Testifying in a closely watched trial over the future of the artificial intelligence pioneer, Musk said he envisioned OpenAI as a nonprofit bulwark against the concentrated power of big tech, not a vehicle for private enrichment. He told the court he proposed the concept, coined the name, recruited early talent and bankrolled the initial phase of the organisation.
Musk argued that co-founder Sam Altman and president Greg Brockman ultimately abandoned that founding vision. In his account, OpenAI’s transformation into a powerful, profit-oriented enterprise represented not just a personal betrayal but a broader threat to public trust in philanthropy.
“If we make it OK to loot a charity, the entire foundation of charitable giving in America will be destroyed,” Musk said, insisting that OpenAI was “specifically meant to be for a charity that does not benefit any individual person.”

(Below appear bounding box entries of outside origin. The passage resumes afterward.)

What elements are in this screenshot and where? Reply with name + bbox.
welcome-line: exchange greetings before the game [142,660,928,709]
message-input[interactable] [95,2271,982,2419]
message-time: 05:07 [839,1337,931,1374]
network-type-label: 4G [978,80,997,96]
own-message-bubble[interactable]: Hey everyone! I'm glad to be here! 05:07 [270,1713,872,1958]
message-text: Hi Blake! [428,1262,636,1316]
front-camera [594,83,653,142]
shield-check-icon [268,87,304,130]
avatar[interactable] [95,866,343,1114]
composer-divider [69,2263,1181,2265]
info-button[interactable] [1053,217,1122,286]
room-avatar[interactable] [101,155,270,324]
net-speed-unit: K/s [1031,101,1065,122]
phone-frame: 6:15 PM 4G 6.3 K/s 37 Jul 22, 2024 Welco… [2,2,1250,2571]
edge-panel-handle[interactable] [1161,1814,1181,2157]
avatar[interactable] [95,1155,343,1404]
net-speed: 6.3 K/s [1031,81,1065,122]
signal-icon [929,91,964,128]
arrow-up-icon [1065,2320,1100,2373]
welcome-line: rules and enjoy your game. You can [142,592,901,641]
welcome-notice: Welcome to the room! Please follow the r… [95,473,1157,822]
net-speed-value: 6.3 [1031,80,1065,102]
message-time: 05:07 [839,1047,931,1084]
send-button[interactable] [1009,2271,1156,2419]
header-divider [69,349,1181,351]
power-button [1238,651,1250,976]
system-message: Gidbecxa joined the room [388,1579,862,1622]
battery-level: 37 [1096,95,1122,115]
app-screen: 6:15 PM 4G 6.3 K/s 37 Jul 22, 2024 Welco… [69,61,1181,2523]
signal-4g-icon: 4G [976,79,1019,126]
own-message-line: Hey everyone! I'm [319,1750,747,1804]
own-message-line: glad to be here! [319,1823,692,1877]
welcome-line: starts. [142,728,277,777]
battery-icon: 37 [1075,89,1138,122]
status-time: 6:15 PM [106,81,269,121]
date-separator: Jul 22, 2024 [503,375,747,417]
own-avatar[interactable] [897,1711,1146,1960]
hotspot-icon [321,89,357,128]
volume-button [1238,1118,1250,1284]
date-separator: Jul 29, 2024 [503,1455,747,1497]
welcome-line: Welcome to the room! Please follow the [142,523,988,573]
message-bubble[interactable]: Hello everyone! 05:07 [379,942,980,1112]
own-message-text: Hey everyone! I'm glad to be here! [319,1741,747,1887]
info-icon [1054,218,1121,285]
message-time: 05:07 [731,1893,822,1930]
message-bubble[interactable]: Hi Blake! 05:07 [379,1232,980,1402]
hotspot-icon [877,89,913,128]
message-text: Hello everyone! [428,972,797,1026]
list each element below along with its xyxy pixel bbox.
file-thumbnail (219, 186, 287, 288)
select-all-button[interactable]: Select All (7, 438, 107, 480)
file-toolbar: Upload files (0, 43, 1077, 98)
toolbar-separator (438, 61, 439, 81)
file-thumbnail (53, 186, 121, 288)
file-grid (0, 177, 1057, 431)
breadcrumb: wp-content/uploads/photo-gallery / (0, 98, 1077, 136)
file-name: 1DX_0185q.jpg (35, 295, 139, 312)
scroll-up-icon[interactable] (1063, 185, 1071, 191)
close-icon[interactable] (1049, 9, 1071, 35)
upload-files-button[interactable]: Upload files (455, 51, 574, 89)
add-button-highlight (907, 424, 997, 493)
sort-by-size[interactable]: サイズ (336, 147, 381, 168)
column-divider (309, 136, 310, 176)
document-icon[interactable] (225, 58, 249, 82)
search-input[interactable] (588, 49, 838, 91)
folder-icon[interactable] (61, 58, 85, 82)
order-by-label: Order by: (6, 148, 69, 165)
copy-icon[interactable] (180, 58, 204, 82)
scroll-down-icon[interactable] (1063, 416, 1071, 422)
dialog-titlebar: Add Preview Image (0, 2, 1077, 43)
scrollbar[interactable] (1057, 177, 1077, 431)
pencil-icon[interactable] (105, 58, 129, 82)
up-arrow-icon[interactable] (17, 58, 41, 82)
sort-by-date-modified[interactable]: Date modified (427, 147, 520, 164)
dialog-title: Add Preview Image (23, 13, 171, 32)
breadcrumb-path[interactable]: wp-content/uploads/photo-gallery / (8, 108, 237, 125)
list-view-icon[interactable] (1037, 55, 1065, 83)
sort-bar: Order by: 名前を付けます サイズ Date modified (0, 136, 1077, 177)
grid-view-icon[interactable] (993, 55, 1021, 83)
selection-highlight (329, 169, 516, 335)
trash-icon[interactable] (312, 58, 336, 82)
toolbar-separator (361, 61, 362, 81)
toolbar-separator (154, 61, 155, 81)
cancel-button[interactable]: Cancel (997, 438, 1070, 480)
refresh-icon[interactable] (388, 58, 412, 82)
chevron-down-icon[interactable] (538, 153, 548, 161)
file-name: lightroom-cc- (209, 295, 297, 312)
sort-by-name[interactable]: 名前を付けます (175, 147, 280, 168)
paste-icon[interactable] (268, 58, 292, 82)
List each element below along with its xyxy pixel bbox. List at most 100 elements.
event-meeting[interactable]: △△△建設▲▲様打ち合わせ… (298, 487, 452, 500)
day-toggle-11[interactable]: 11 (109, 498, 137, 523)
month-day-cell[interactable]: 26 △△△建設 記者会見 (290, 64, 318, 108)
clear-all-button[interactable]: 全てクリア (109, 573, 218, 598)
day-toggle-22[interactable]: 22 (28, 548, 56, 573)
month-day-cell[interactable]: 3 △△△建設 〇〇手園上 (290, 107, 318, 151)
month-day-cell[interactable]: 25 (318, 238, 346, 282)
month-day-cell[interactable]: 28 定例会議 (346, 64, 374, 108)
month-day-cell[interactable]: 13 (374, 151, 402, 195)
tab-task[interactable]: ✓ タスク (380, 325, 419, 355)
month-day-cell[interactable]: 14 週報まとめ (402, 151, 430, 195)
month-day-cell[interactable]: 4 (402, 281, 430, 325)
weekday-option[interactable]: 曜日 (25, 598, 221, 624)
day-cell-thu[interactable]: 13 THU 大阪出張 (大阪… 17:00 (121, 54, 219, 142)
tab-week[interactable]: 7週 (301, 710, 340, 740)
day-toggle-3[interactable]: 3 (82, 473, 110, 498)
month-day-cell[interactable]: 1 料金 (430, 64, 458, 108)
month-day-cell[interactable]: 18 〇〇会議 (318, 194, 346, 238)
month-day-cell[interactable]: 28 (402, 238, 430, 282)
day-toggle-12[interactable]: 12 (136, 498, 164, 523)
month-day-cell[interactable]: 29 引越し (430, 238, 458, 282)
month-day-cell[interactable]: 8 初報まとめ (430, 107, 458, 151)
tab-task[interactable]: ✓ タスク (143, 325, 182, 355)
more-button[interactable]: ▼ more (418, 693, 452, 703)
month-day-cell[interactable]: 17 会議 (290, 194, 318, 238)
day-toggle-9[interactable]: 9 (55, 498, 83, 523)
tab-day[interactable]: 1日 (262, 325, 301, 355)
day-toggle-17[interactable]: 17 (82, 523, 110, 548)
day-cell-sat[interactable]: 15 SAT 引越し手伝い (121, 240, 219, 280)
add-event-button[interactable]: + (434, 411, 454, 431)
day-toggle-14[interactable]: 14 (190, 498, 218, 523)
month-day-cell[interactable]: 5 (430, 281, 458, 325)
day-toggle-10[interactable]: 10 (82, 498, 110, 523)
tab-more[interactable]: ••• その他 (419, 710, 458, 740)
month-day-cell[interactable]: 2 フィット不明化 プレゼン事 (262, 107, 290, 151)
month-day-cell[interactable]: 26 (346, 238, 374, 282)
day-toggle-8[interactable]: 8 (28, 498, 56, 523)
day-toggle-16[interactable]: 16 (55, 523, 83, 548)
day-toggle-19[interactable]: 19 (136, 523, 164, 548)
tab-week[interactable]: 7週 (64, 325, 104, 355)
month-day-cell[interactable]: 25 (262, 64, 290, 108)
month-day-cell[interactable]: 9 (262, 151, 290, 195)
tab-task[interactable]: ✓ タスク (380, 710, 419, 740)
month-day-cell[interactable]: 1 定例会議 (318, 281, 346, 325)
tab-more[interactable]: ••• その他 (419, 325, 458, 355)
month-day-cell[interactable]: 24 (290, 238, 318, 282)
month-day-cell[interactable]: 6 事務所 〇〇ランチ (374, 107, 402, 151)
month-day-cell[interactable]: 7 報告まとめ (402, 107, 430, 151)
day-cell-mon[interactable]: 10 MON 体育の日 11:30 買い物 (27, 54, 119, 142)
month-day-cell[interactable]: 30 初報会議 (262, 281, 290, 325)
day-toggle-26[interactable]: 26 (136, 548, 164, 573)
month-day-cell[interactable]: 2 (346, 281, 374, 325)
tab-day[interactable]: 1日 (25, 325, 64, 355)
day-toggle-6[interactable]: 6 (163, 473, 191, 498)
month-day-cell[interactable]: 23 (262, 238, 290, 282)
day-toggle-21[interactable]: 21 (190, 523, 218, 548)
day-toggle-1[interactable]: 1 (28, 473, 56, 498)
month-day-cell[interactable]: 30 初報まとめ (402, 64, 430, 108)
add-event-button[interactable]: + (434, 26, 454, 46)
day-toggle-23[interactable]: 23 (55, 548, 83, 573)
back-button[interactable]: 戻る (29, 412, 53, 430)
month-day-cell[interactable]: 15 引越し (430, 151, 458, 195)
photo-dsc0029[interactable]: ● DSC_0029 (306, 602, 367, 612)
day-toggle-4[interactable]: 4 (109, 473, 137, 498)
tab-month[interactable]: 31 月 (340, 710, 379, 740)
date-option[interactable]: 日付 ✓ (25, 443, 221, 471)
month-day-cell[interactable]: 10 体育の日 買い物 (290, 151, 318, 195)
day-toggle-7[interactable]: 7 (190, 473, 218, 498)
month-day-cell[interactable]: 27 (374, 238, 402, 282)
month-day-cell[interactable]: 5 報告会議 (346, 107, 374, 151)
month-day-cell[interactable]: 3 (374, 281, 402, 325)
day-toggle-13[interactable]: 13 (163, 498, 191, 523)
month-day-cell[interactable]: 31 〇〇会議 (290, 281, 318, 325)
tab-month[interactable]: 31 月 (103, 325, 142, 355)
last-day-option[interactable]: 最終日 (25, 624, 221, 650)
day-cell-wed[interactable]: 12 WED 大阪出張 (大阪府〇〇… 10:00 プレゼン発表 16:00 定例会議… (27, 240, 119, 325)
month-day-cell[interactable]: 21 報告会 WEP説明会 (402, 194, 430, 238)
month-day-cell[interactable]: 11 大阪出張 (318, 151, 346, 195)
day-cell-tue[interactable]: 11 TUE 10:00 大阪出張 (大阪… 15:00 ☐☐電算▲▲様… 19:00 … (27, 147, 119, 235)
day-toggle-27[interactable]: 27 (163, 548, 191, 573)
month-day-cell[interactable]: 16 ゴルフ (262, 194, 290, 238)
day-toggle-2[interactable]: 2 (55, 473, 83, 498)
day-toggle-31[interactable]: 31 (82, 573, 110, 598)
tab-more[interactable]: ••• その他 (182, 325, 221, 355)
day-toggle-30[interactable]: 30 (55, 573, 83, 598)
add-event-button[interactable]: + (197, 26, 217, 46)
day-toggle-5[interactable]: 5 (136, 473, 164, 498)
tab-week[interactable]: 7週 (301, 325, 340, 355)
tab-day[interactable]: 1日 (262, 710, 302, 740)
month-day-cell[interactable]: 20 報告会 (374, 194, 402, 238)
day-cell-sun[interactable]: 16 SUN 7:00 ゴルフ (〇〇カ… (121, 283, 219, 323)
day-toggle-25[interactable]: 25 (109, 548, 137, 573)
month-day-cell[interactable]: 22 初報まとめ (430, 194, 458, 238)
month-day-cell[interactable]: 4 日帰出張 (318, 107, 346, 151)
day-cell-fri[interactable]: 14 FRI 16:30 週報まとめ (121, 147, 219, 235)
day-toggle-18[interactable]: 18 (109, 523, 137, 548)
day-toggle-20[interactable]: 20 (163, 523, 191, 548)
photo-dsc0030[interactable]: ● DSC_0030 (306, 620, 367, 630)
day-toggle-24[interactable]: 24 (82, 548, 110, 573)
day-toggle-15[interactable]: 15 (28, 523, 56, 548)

OpenAI’s legal team painted a starkly different picture. They contended that Musk himself had once advocated for a for-profit structure to secure the vast capital required for cutting-edge AI research, and that his lawsuit emerged only after he failed to gain control over the organisation’s direction.
“What he cares about is Elon Musk being on top,” one OpenAI lawyer told the court, arguing that the dispute is rooted less in principle than in power and influence over a transformative technology.
Musk’s lawyers countered that the decisive break came as OpenAI attracted major outside investment, particularly from Microsoft. They said the influx of money shifted the leadership’s priorities toward commercial gain, undermining the original nonprofit charter and public-benefit mission.
The billionaire is seeking roughly 150 billion dollars in damages and wants OpenAI reoriented as a true nonprofit, with Altman and Brockman removed from leadership. Musk has said any financial award would be directed to OpenAI’s charitable arm rather than to him personally.
The case, overseen by Judge Yvonne Gonzalez Rogers, has also spilled into the online arena. She cautioned Musk over his social media attacks on Altman, prompting both men to agree to curb public commentary while proceedings continue.
Beyond the courtroom drama, the trial has become a proxy battle over the soul of the AI industry: whether frontier systems should be governed primarily as public infrastructure or as commercial products. With OpenAI expanding rapidly, drawing heavy investment and exploring new corporate structures, the outcome could shape how future AI powerhouses balance profit with responsibility.